2. Internal Self‑Invocation
When a transactional method is called from another method of the same class, the call bypasses the proxy (it uses this), so the transaction logic is skipped.
public class TestServiceImpl implements TestService {
@Transactional
public void insertTestInnerInvoke() {
// transactional logic
}
public void testInnerInvoke() {
// internal call – no proxy
insertTestInnerInvoke();
}
}The corresponding test demonstrates that the database insert is not rolled back. A common workaround is to inject the bean into itself and call the method through the injected proxy:
@Resource
private TestServiceImpl self;
public void testInnerInvoke() {
self.insertTestInnerInvoke(); // goes through proxy
}3. Swallowing Exceptions
If a transactional method catches an exception and does not re‑throw it, Spring never sees the exception, so the transaction is committed instead of rolled back.
@Transactional
public void insertTestCatchException() {
try {
int re = testMapper.insert(new Test(10,20,30));
if (re > 0) {
throw new NeedToInterceptException("need intercept");
}
testMapper.insert(new Test(210,20,30));
} catch (Exception e) {
System.out.println("i catch exception"); // exception swallowed
}
}The test shows that even though NeedToInterceptException is thrown, the subsequent insert is not rolled back because the exception is handled inside the method.
Underlying Proxy Mechanics
Spring scans beans for @Transactional annotations using BeanFactoryTransactionAttributeSourceAdvisor. The canApply method iterates over all declared methods; if a method is non‑public,
AbstractFallbackTransactionAttributeSource#computeTransactionAttributereturns null, preventing proxy creation for that bean.

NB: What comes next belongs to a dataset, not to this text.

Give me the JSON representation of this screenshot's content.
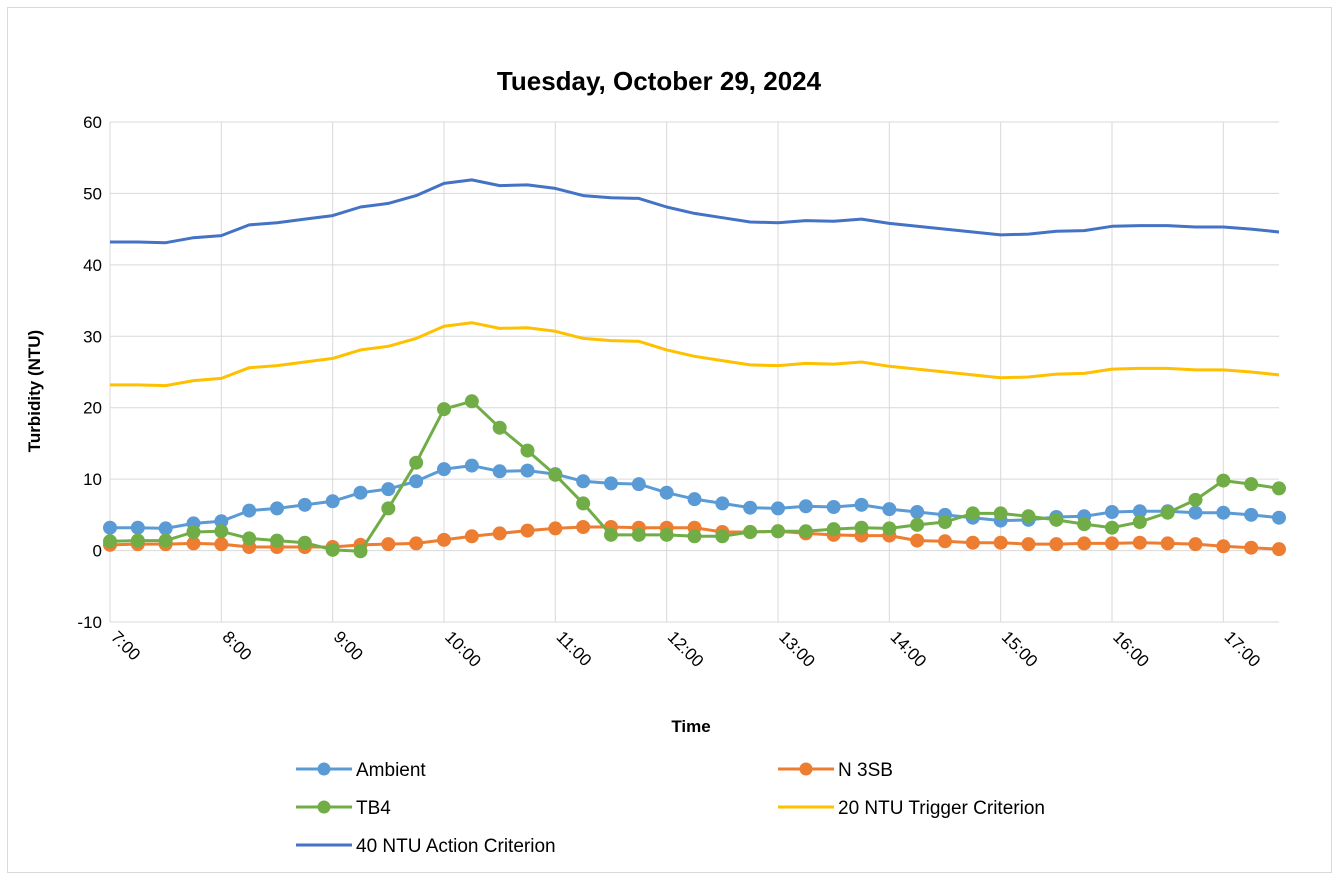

During method interception, CglibAopProxy.DynamicAdvisedInterceptor#intercept retrieves the interceptor chain via advised.getInterceptorsAndDynamicInterceptionAdvice. If the target method lacks a transactional attribute, the chain is empty and the original method executes without transaction management.

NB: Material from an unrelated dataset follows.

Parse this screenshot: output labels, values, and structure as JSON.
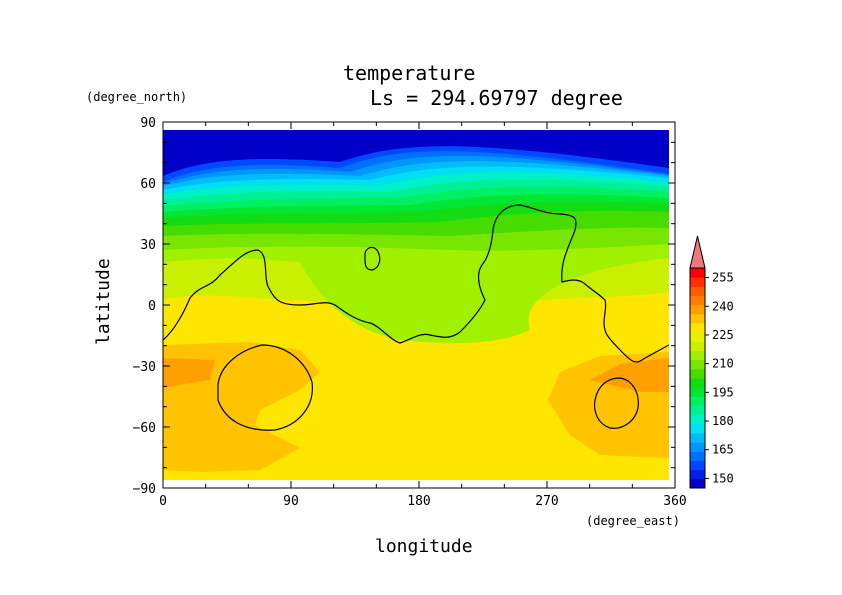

When a transaction is active, TransactionAspectSupport#invokeWithinTransaction opens the transaction, invokes the method, and rolls back in the catch block. Swallowed exceptions or bypassed proxies prevent this rollback logic from running.
Summary
In summary, @Transactional fails when the method is not public, when internal self‑calls bypass the proxy, or when exceptions are caught and not re‑thrown. Understanding Spring's AOP proxy creation and interception flow helps developers avoid these pitfalls and ensure reliable transaction management.